The goal, in other words, is not necessarily smaller government. Rather, it is responsive government; specifically, a government that is responsive to its Western citizens.
This is why, for example, Senate reform is a perennial issue in Alberta, as well as the reason Westerners are so concerned with individual property rights and provincial powers. At the end of the day, the Western obsession with these and related issues is rooted in Westerners’ felt need to protect themselves and their interests from a ruling class they believe stands up for neither.
Importantly for socialists in central and eastern Canada, Western critiques of confederation — and suggestions for how to reform it — are not unlike those popular on the left generally.
There is the common conviction, for example, that the federal government serves the interests of powerful elites while blocking popular initiatives, like a wealth tax, that would benefit working- and middle-class voters. And the shared belief that there must be increased democratic control over the Canadian state.
There is also a consistent understanding that achieving the desired national reforms requires local organizing and, if necessary, the creation of new political parties to represent the popular voice. Even the Maverick Party’s proposal to create an explicit constitutional right to private property does not differ too much from the more obviously leftist proposal to read socioeconomic rights into the Charter.
All this should make the Western provinces — including areas like southern Alberta, traditionally thought of as right-wing strongholds — an ideal target for socialist political organizing.
Why, then, have leftists not succeeded at channeling the West’s protest politics and general skepticism of the prevailing political order into federal electoral victories?
In short, because they haven’t really tried to.
Take the so-called Conservative citadel of Alberta.
Canadians have known for months that a snap fall election was likely. Nonetheless, when Prime Minister Justin Trudeau asked the Governor General to dissolve Parliament, New Democrats had still only lined up candidates to contest 13 of Alberta’s 34 federal ridings – fewer than even the People’s Party and the Maverick Party, both of which had announced 18 candidates.
This is par for the course for the NDP, the closest thing Canada has to a viable national left-wing party. During the last federal vote, party leader Jagmeet Singh couldn’t even be bothered to stage a single campaign stop in Alberta.
This is a losing strategy.
Ignoring voters who feel the national political establishment ignores them only feeds their disaffection.

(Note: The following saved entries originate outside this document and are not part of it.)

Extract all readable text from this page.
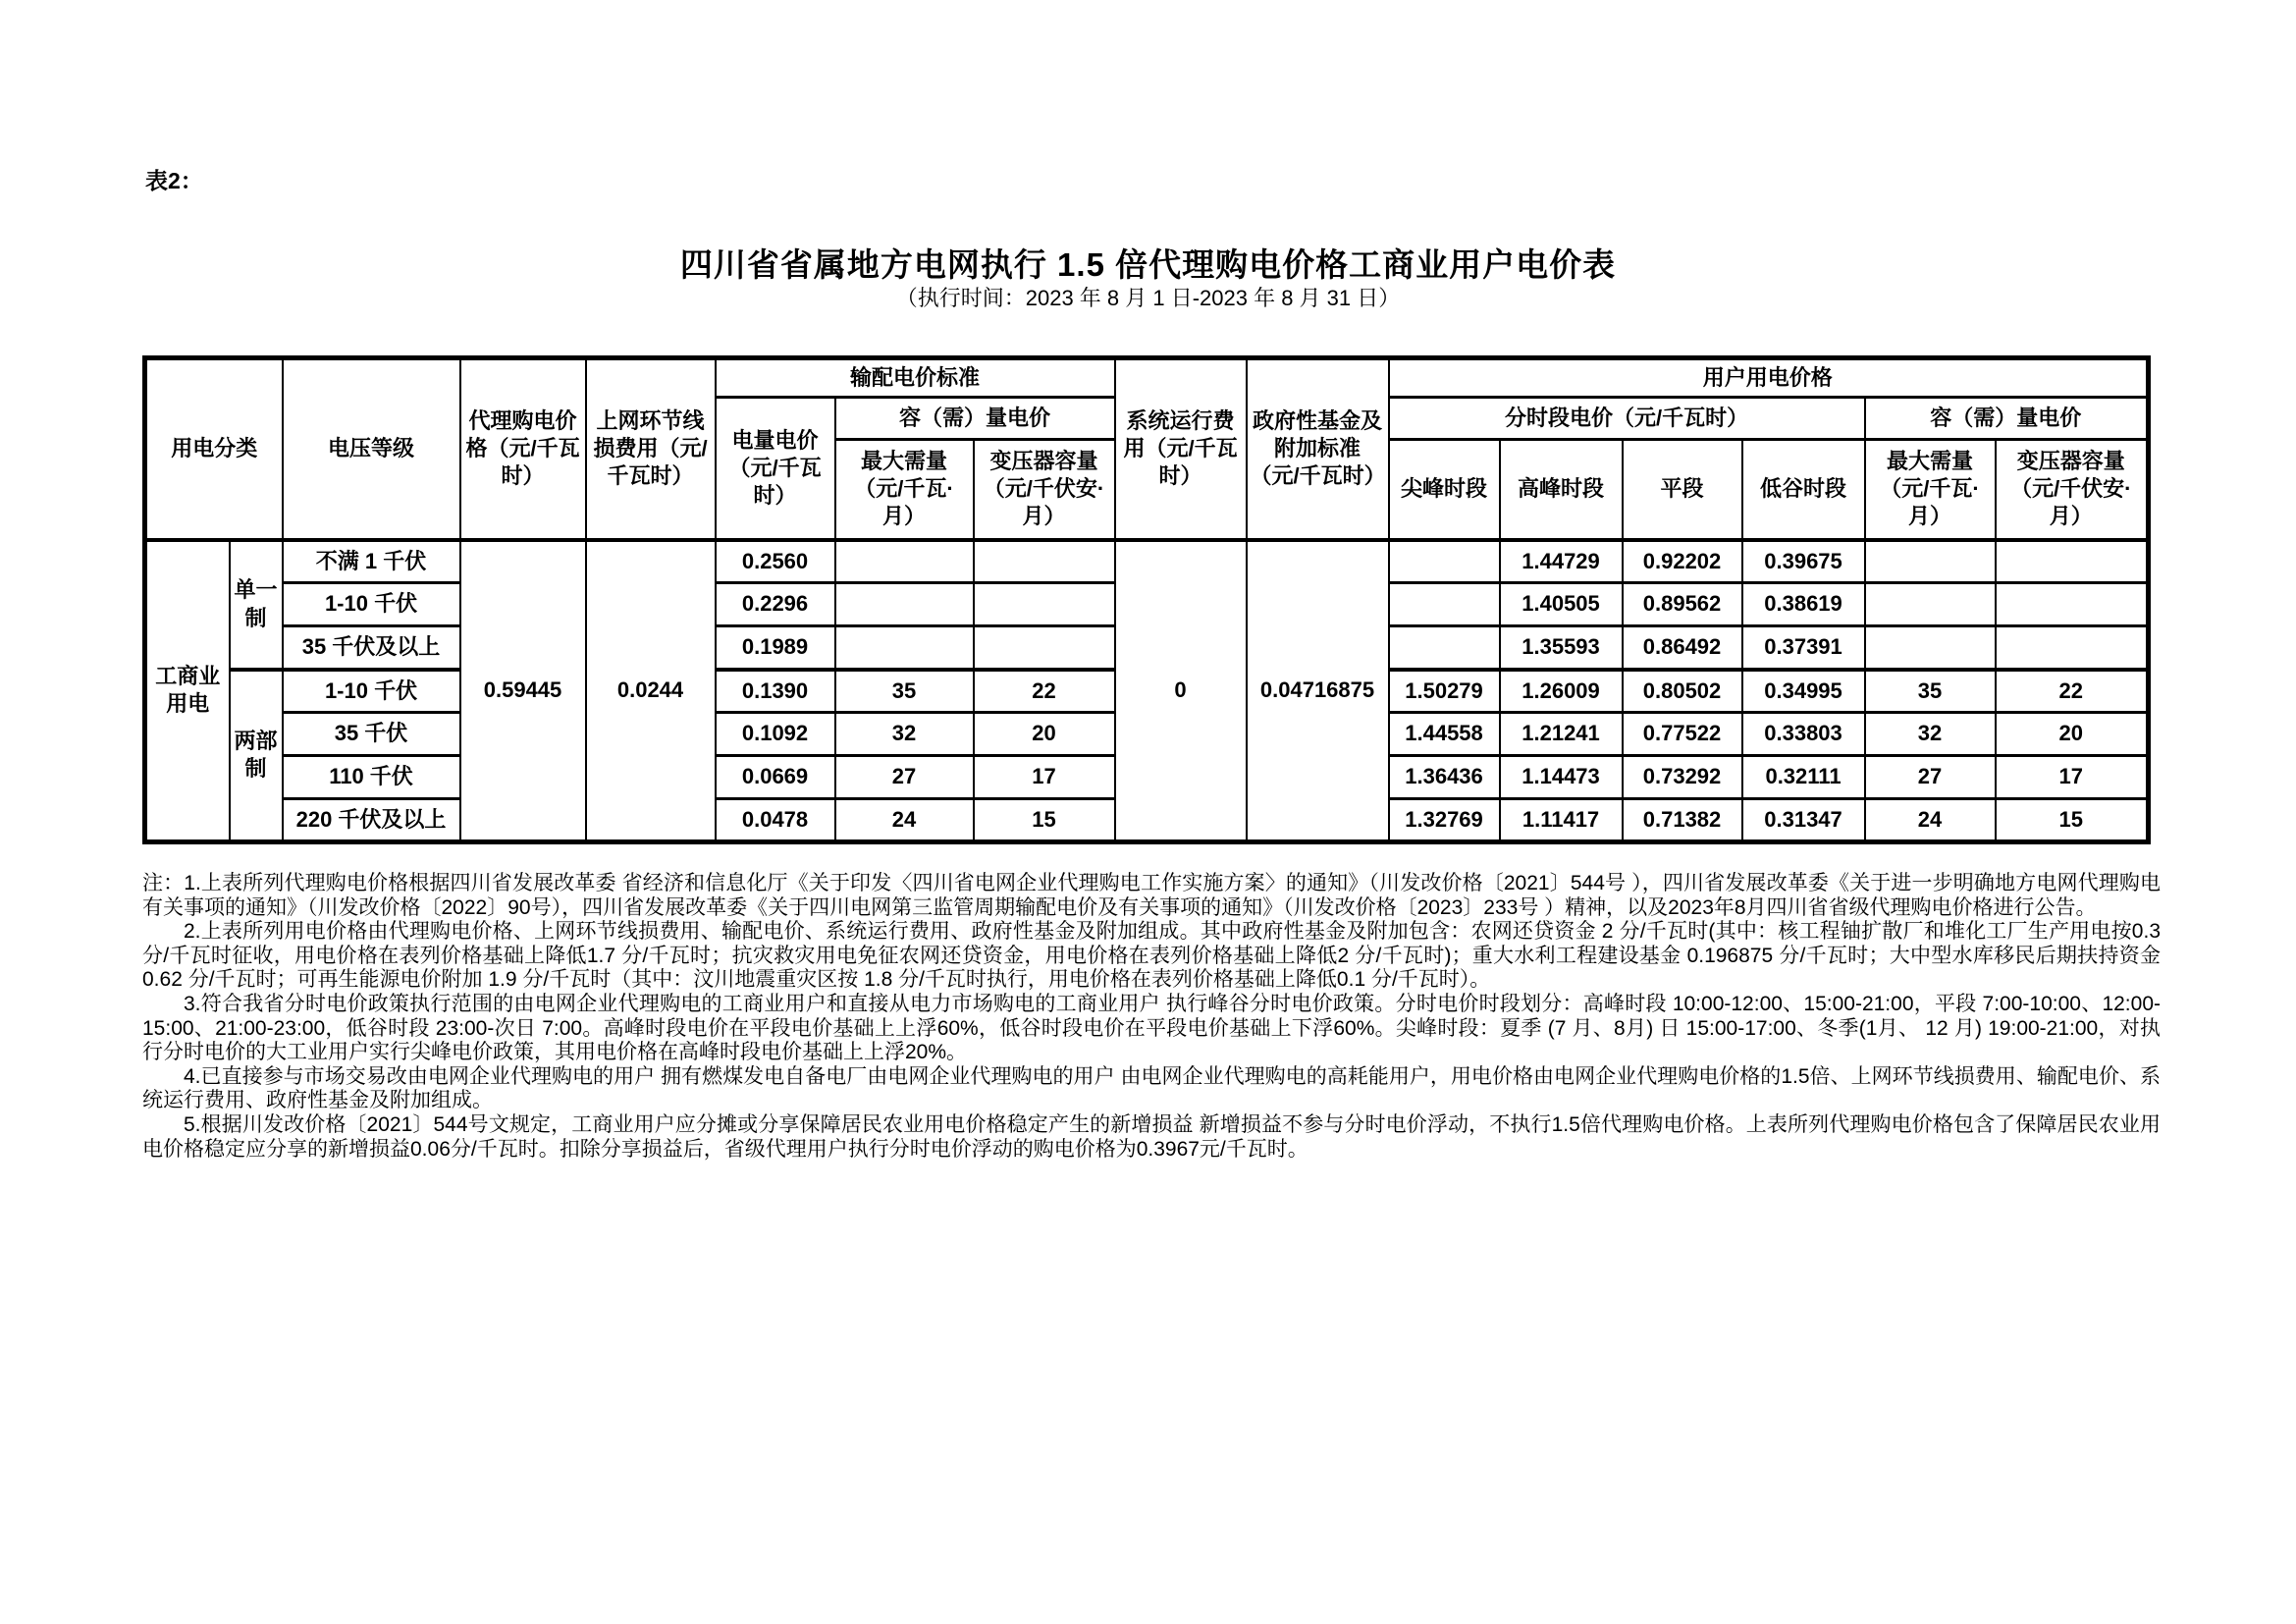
表2：
四川省省属地方电网执行 1.5 倍代理购电价格工商业用户电价表
（执行时间：2023 年 8 月 1 日-2023 年 8 月 31 日）
用电分类		电压等级	代理购电价格（元/千瓦时）	上网环节线损费用（元/千瓦时）	输配电价标准			系统运行费用（元/千瓦时）	政府性基金及附加标准（元/千瓦时）	用户用电价格					
					电量电价（元/千瓦时）	容（需）量电价				分时段电价（元/千瓦时）				容（需）量电价	
						最大需量（元/千瓦·月）	变压器容量（元/千伏安·月）			尖峰时段	高峰时段	平段	低谷时段	最大需量（元/千瓦·月）	变压器容量（元/千伏安·月）
工商业用电	单一制	不满 1 千伏	0.59445	0.0244	0.2560			0	0.04716875		1.44729	0.92202	0.39675		
		1-10 千伏			0.2296						1.40505	0.89562	0.38619		
		35 千伏及以上			0.1989						1.35593	0.86492	0.37391		
	两部制	1-10 千伏			0.1390	35	22			1.50279	1.26009	0.80502	0.34995	35	22
		35 千伏			0.1092	32	20			1.44558	1.21241	0.77522	0.33803	32	20
		110 千伏			0.0669	27	17			1.36436	1.14473	0.73292	0.32111	27	17
		220 千伏及以上			0.0478	24	15			1.32769	1.11417	0.71382	0.31347	24	15

注：1.上表所列代理购电价格根据四川省发展改革委 省经济和信息化厅《关于印发〈四川省电网企业代理购电工作实施方案〉的通知》（川发改价格〔2021〕544号 ），四川省发展改革委《关于进一步明确地方电网代理购电有关事项的通知》（川发改价格〔2022〕90号），四川省发展改革委《关于四川电网第三监管周期输配电价及有关事项的通知》（川发改价格〔2023〕233号 ）精神，以及2023年8月四川省省级代理购电价格进行公告。

2.上表所列用电价格由代理购电价格、上网环节线损费用、输配电价、系统运行费用、政府性基金及附加组成。其中政府性基金及附加包含：农网还贷资金 2 分/千瓦时(其中：核工程铀扩散厂和堆化工厂生产用电按0.3 分/千瓦时征收，用电价格在表列价格基础上降低1.7 分/千瓦时；抗灾救灾用电免征农网还贷资金，用电价格在表列价格基础上降低2 分/千瓦时)；重大水利工程建设基金 0.196875 分/千瓦时；大中型水库移民后期扶持资金 0.62 分/千瓦时；可再生能源电价附加 1.9 分/千瓦时（其中：汶川地震重灾区按 1.8 分/千瓦时执行，用电价格在表列价格基础上降低0.1 分/千瓦时）。

3.符合我省分时电价政策执行范围的由电网企业代理购电的工商业用户和直接从电力市场购电的工商业用户 执行峰谷分时电价政策。分时电价时段划分：高峰时段 10:00-12:00、15:00-21:00，平段 7:00-10:00、12:00-15:00、21:00-23:00，低谷时段 23:00-次日 7:00。高峰时段电价在平段电价基础上上浮60%，低谷时段电价在平段电价基础上下浮60%。尖峰时段：夏季 (7 月、8月) 日 15:00-17:00、冬季(1月、 12 月) 19:00-21:00，对执行分时电价的大工业用户实行尖峰电价政策，其用电价格在高峰时段电价基础上上浮20%。

4.已直接参与市场交易改由电网企业代理购电的用户 拥有燃煤发电自备电厂由电网企业代理购电的用户 由电网企业代理购电的高耗能用户，用电价格由电网企业代理购电价格的1.5倍、上网环节线损费用、输配电价、系统运行费用、政府性基金及附加组成。

5.根据川发改价格〔2021〕544号文规定，工商业用户应分摊或分享保障居民农业用电价格稳定产生的新增损益 新增损益不参与分时电价浮动，不执行1.5倍代理购电价格。上表所列代理购电价格包含了保障居民农业用电价格稳定应分享的新增损益0.06分/千瓦时。扣除分享损益后，省级代理用户执行分时电价浮动的购电价格为0.3967元/千瓦时。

The result is to push those voters into the arms of the parties that at least claim to care about them, which, at the federal level, are consistently conservative-leaning ones. The idea that socialists — or even moderate left-of-centre candidates — can’t win in Alberta, Saskatchewan, and other “safely” right-wing places in the West becomes a self-fulfilling prophecy.
That needs to change.
Leftists in central and eastern Canada should be treating Westerners as likely allies in the fight for a fairer and more equitable Canada. They should be campaigning here, hard, making the case that Westerners can count on them to uphold Western interests.
And what better time to do so than during a national election? Especially one in which Westerners are, again, making their frustrations with confederation known.